Burton was advised to write the letter to the BOE by Suffolk County Republican chairman John Jay LaValle, in a meeting she and Reyer requested with him to discuss problems they found with the committee’s reports, according to Riverhead attorney and former Republican committee member William Andes Jr., who attended the meeting in LaValle’s office.
Reyer said in an interview this week neither the state nor the county board of elections replied to the March 2010 letter in any way.
Subsequent to the March 25, 2010 letter being sent, investigators from the Suffolk District Attorney’s office questioned various committee members, including Andes, who said he never heard anything about any charges brought against anyone as a result.
Committee chairman John Galla said in an Aug. 1 interview when he took the helm as chairman in March 2011, following the resignation of Nancy Reyer that January, he “wanted this stuff as bullet-proof as it could possibly be.”
Hartill took over as treasurer in September 2011 and plans to step aside as treasurer next month. She is waiting for the BOE to approve her resignation, as required by state law.

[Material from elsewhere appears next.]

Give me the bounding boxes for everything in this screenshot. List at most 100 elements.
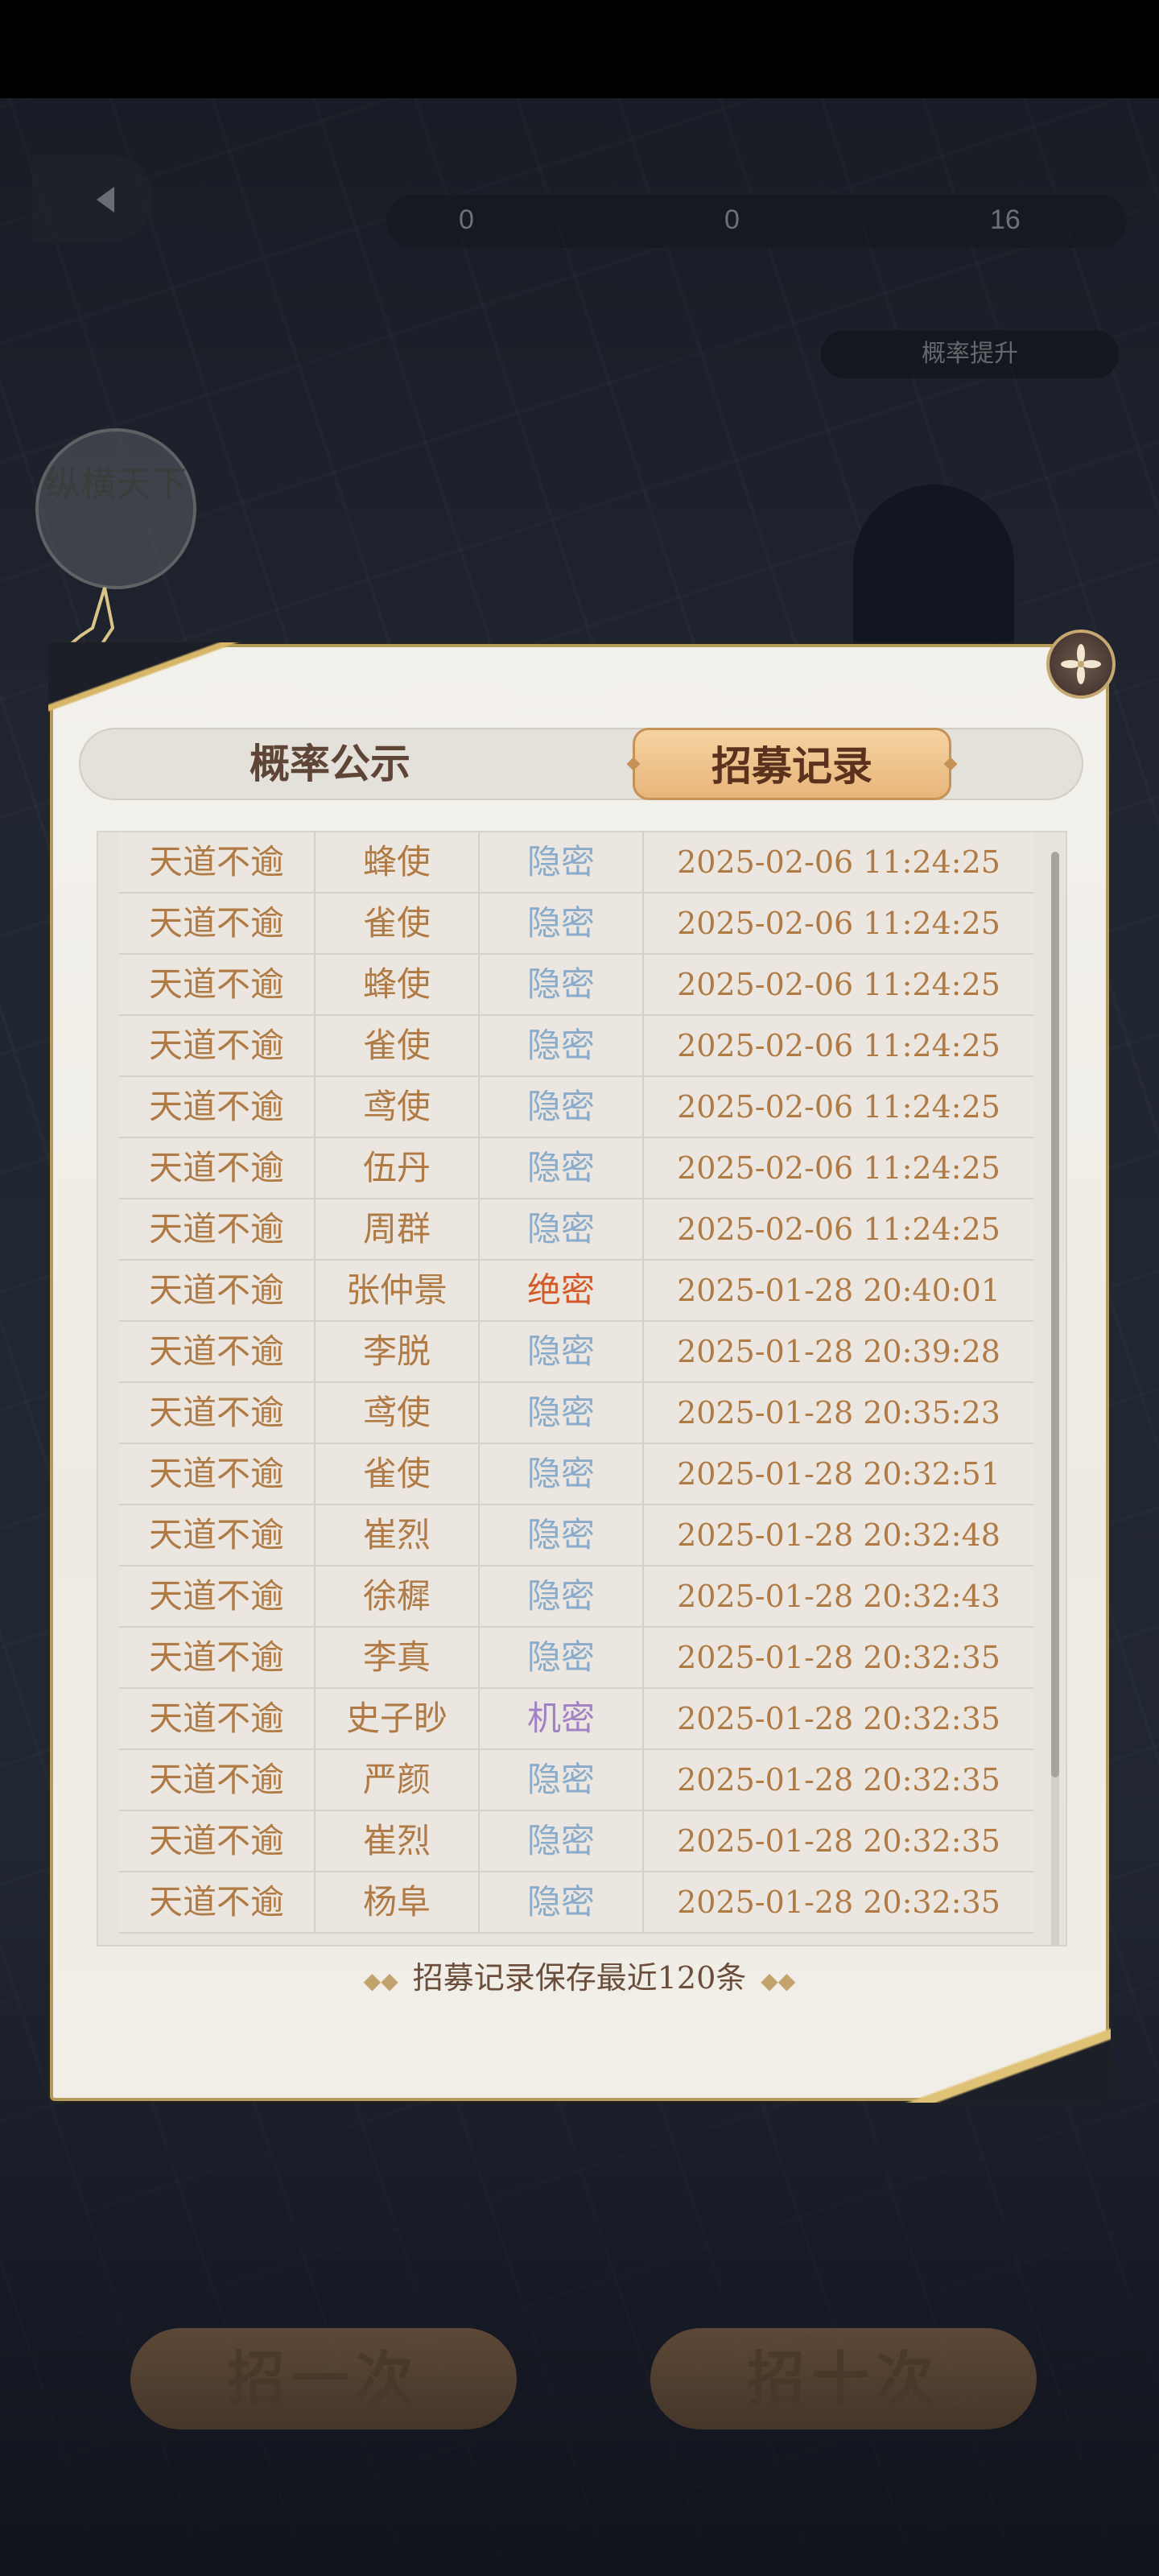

“I want to make sure the next treasurer gets perfect books,” she said. “We are still in the process of reviewing every entry to make sure the books are balanced.”
Committee vice chairman Mason Haas, who is considered most likely to succeed Galla as chairman, told RiverheadLOCAL in an interview last month Tammy Robinkoff would be taking over as committee treasurer.
Asked about inconsistencies in the committee’s handling of cash reporting in the past, Haas said, “I can’t do anything about the past. You can’t dwell on it. You must move forward.”
As of its most recent filing, the July 2013 periodic report, the Republican committee showed a closing balance of $15,152.32. It raised $5,940 during the period covered by the report, January 12 to July 11, including $175 in cash from raffle ticket sales at a January fundraiser.
The committee filed a “no activity” statement for the most recent reporting period, July 12 to Aug. 5, which was covered by the 32-day pre-primary report.
The Riverhead Town Democratic Committee, in its most recent filing — also the July 2013 periodic report — shows a closing balance of $15,550.10. It raised $19,401.11 during the six-month reporting period. None of the contributions was listed as cash, though there were four $20 donations listed without check numbers next to them. The report indicates the names of the donors, Angela DeVito for two and Diane Wilhelm for two.
“If we get cash I report it. If we spend cash I report it,” said Democratic chairwoman Marjorie Acevedo. “We don’t fool around. I’m very strict about that,” she said.